Staunton, March 1 – Either because the incursion in Bryansk Oblast was a completely controlled provocation by the FSB or because the Moscow security services want to use that event for the larger purpose of mobilizing the Russian population, some in the Russian capital have drawn analogies between Bryansk now and the Lokot Republic during World War II.
That reference has been picked up by some Western journalists without a full appreciation of what the Lokot Republic in fact was and why Russian commentators almost certainly are referring to it in the present context. (For a Russian reference, see iarex.ru/news/89353.html; for a discussion of it, see region.expert/lokot-fake/.)

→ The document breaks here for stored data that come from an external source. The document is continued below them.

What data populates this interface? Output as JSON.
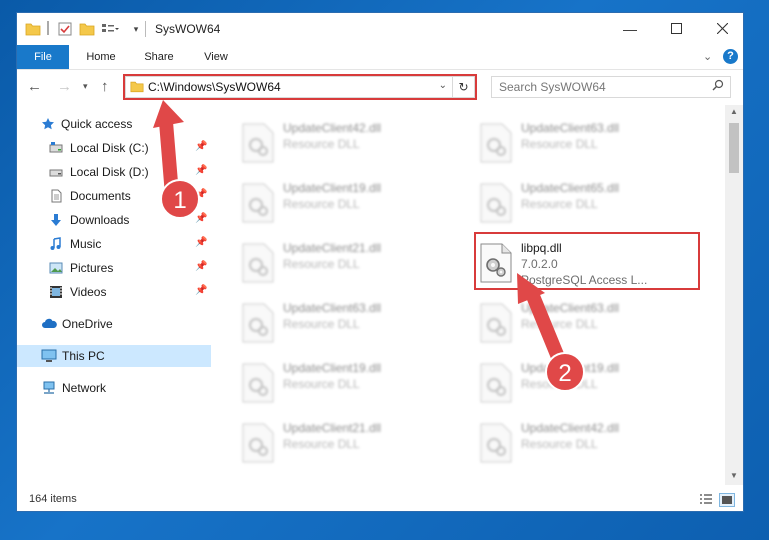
{
  "window": {
    "title": "SysWOW64",
    "controls": [
      "minimize-icon",
      "maximize-icon",
      "close-icon"
    ]
  },
  "ribbon": {
    "tabs": [
      {
        "label": "File"
      },
      {
        "label": "Home"
      },
      {
        "label": "Share"
      },
      {
        "label": "View"
      }
    ]
  },
  "address": {
    "path": "C:\\Windows\\SysWOW64",
    "search_placeholder": "Search SysWOW64"
  },
  "sidebar": {
    "items": [
      {
        "label": "Quick access",
        "icon": "star-icon"
      },
      {
        "label": "Local Disk (C:)",
        "icon": "drive-icon",
        "pinned": true
      },
      {
        "label": "Local Disk (D:)",
        "icon": "drive-icon",
        "pinned": true
      },
      {
        "label": "Documents",
        "icon": "documents-icon",
        "pinned": true
      },
      {
        "label": "Downloads",
        "icon": "download-icon",
        "pinned": true
      },
      {
        "label": "Music",
        "icon": "music-icon",
        "pinned": true
      },
      {
        "label": "Pictures",
        "icon": "pictures-icon",
        "pinned": true
      },
      {
        "label": "Videos",
        "icon": "videos-icon",
        "pinned": true
      },
      {
        "label": "OneDrive",
        "icon": "cloud-icon"
      },
      {
        "label": "This PC",
        "icon": "computer-icon",
        "selected": true
      },
      {
        "label": "Network",
        "icon": "network-icon"
      }
    ]
  },
  "files": {
    "left": [
      {
        "name": "UpdateClient42.dll",
        "desc": "Resource DLL"
      },
      {
        "name": "UpdateClient19.dll",
        "desc": "Resource DLL"
      },
      {
        "name": "UpdateClient21.dll",
        "desc": "Resource DLL"
      },
      {
        "name": "UpdateClient63.dll",
        "desc": "Resource DLL"
      },
      {
        "name": "UpdateClient19.dll",
        "desc": "Resource DLL"
      },
      {
        "name": "UpdateClient21.dll",
        "desc": "Resource DLL"
      }
    ],
    "right": [
      {
        "name": "UpdateClient63.dll",
        "desc": "Resource DLL"
      },
      {
        "name": "UpdateClient65.dll",
        "desc": "Resource DLL"
      },
      {
        "name": "libpq.dll",
        "version": "7.0.2.0",
        "desc": "PostgreSQL Access L...",
        "highlighted": true
      },
      {
        "name": "UpdateClient63.dll",
        "desc": "Resource DLL"
      },
      {
        "name": "UpdateClient19.dll",
        "desc": "Resource DLL"
      },
      {
        "name": "UpdateClient42.dll",
        "desc": "Resource DLL"
      }
    ]
  },
  "status": {
    "item_count": "164 items"
  },
  "annotations": {
    "step1": "1",
    "step2": "2",
    "color": "#e04848"
  },
  "colors": {
    "accent": "#1979ca",
    "selection": "#cce8ff",
    "highlight_box": "#d83b3b"
  }
}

To understand why Russian propagandists are invoking the Lokot Republic now, one needs to know both something about what that little-known and short-lived institution was and how Soviet propagandists used it in the past to discredit Russian regional groups by tying them to outside invaders.

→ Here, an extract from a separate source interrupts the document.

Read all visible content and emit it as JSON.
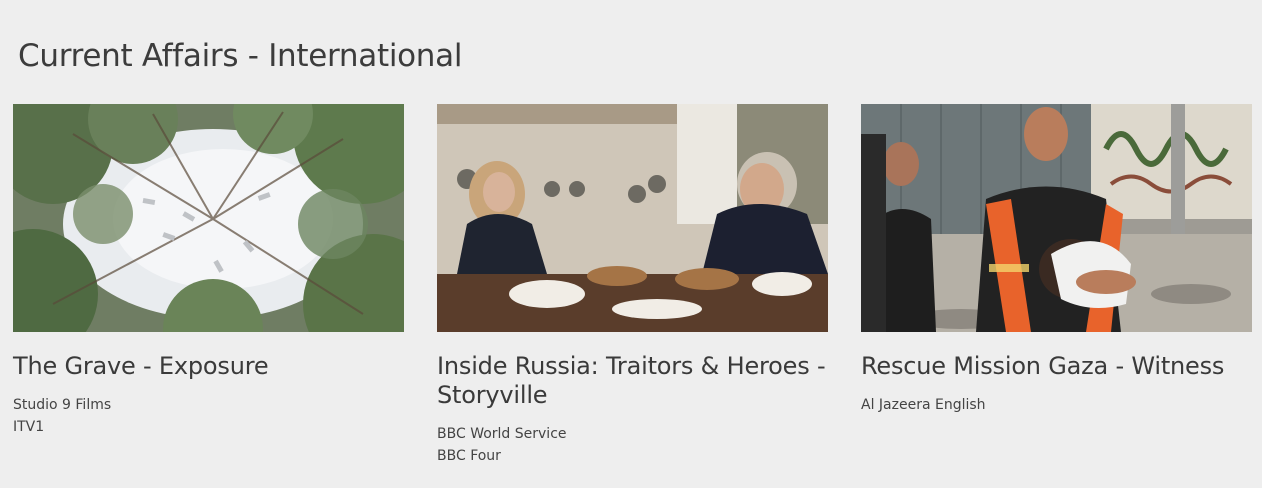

The Lokot Autonomy or Lokot Republic was set up by the Germany army in July 1942 and lasted until August 1943. It consisted of Russians who were prepared to collaborate with the German invaders. Some Russians, however, viewed it then and now as a proto-Russian state in opposition to Moscow, but it was intended to make things easier for the German invaders.
The forces of this entity, which included portions of Bryansk, Oryol and Kursk oblasts, helped hunt down anti-German Soviet partisans, killed Jews and others targeted by the Nazis, and slavishly followed German orders. (See Igor Yermolov and Sergey Drobyazko, “Anti-Partisan Republic” (Moscow, 2001; at ostbataillon.fromru.com/antipartisan1.htm).

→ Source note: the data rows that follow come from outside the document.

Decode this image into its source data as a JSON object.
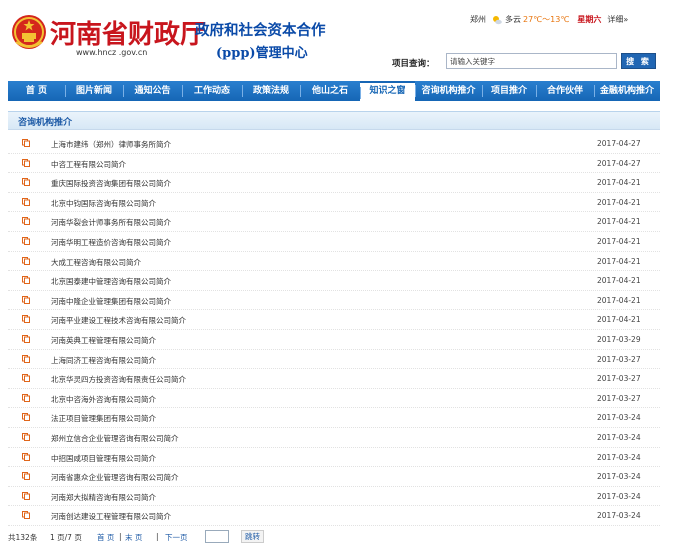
{
  "header": {
    "site_title": "河南省财政厅",
    "site_url": "www.hncz .gov.cn",
    "ppp_title_line1": "政府和社会资本合作",
    "ppp_title_line2": "(ppp)管理中心"
  },
  "weather": {
    "city": "郑州",
    "condition": "多云",
    "temperature": "27℃～13℃",
    "weekday": "星期六",
    "detail_label": "详细»"
  },
  "search": {
    "label": "项目查询：",
    "placeholder": "请输入关键字",
    "button_label": "搜 索"
  },
  "nav": {
    "items": [
      {
        "label": "首  页"
      },
      {
        "label": "图片新闻"
      },
      {
        "label": "通知公告"
      },
      {
        "label": "工作动态"
      },
      {
        "label": "政策法规"
      },
      {
        "label": "他山之石"
      },
      {
        "label": "知识之窗"
      },
      {
        "label": "咨询机构推介"
      },
      {
        "label": "项目推介"
      },
      {
        "label": "合作伙伴"
      },
      {
        "label": "金融机构推介"
      }
    ],
    "active_index": 6
  },
  "section": {
    "title": "咨询机构推介"
  },
  "list": {
    "items": [
      {
        "title": "上海市建纬（郑州）律师事务所简介",
        "date": "2017-04-27"
      },
      {
        "title": "中咨工程有限公司简介",
        "date": "2017-04-27"
      },
      {
        "title": "重庆国际投资咨询集团有限公司简介",
        "date": "2017-04-21"
      },
      {
        "title": "北京中钧国际咨询有限公司简介",
        "date": "2017-04-21"
      },
      {
        "title": "河南华裂会计师事务所有限公司简介",
        "date": "2017-04-21"
      },
      {
        "title": "河南华明工程造价咨询有限公司简介",
        "date": "2017-04-21"
      },
      {
        "title": "大成工程咨询有限公司简介",
        "date": "2017-04-21"
      },
      {
        "title": "北京国泰建中管理咨询有限公司简介",
        "date": "2017-04-21"
      },
      {
        "title": "河南中隆企业管理集团有限公司简介",
        "date": "2017-04-21"
      },
      {
        "title": "河南平业建设工程技术咨询有限公司简介",
        "date": "2017-04-21"
      },
      {
        "title": "河南英典工程管理有限公司简介",
        "date": "2017-03-29"
      },
      {
        "title": "上海同济工程咨询有限公司简介",
        "date": "2017-03-27"
      },
      {
        "title": "北京华灵四方投资咨询有限责任公司简介",
        "date": "2017-03-27"
      },
      {
        "title": "北京中咨海外咨询有限公司简介",
        "date": "2017-03-27"
      },
      {
        "title": "法正项目管理集团有限公司简介",
        "date": "2017-03-24"
      },
      {
        "title": "郑州立信合企业管理咨询有限公司简介",
        "date": "2017-03-24"
      },
      {
        "title": "中招国咸项目管理有限公司简介",
        "date": "2017-03-24"
      },
      {
        "title": "河南省惠众企业管理咨询有限公司简介",
        "date": "2017-03-24"
      },
      {
        "title": "河南郑大拟精咨询有限公司简介",
        "date": "2017-03-24"
      },
      {
        "title": "河南创达建设工程管理有限公司简介",
        "date": "2017-03-24"
      }
    ]
  },
  "pager": {
    "total": "共132条",
    "page_info": "1 页/7 页",
    "first_label": "首 页",
    "separator": "|",
    "prev_label": "末 页",
    "next_label": "下一页",
    "jump_label": "跳转"
  },
  "colors": {
    "brand_red": "#c8151d",
    "brand_blue": "#1666b5",
    "title_blue": "#0a4aa8",
    "bullet_orange": "#e0651a"
  }
}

While the Lokot Republic has received only minimal attention in Western studies of Hitler’s invasion of the Soviet Union, Soviet and Russian writers have often played it up to suggest that any ethnic Russian challenge to Moscow occurs only under the sponsorship of Western enemies of the Russian state.
Such coverage has thus been an important component in the attacks on General Vlasov and the Russian troops who fought against the Soviet Union. Perhaps the most prominent use of Lokot came in 1959 when Anatoly Ivanov published his novel, The Eternal Call, that became a popular television series in Soviet times (imdb.com/title/tt0331802/).
The references to the Lokot
Republic in the context of the Bryansk attacks are part and parcel of the same
thing. Those who pick up on them should remember this background and see such references as an effort by the Kremlin today to discredit any Russian challenge to Moscow and especially a regionally-based one.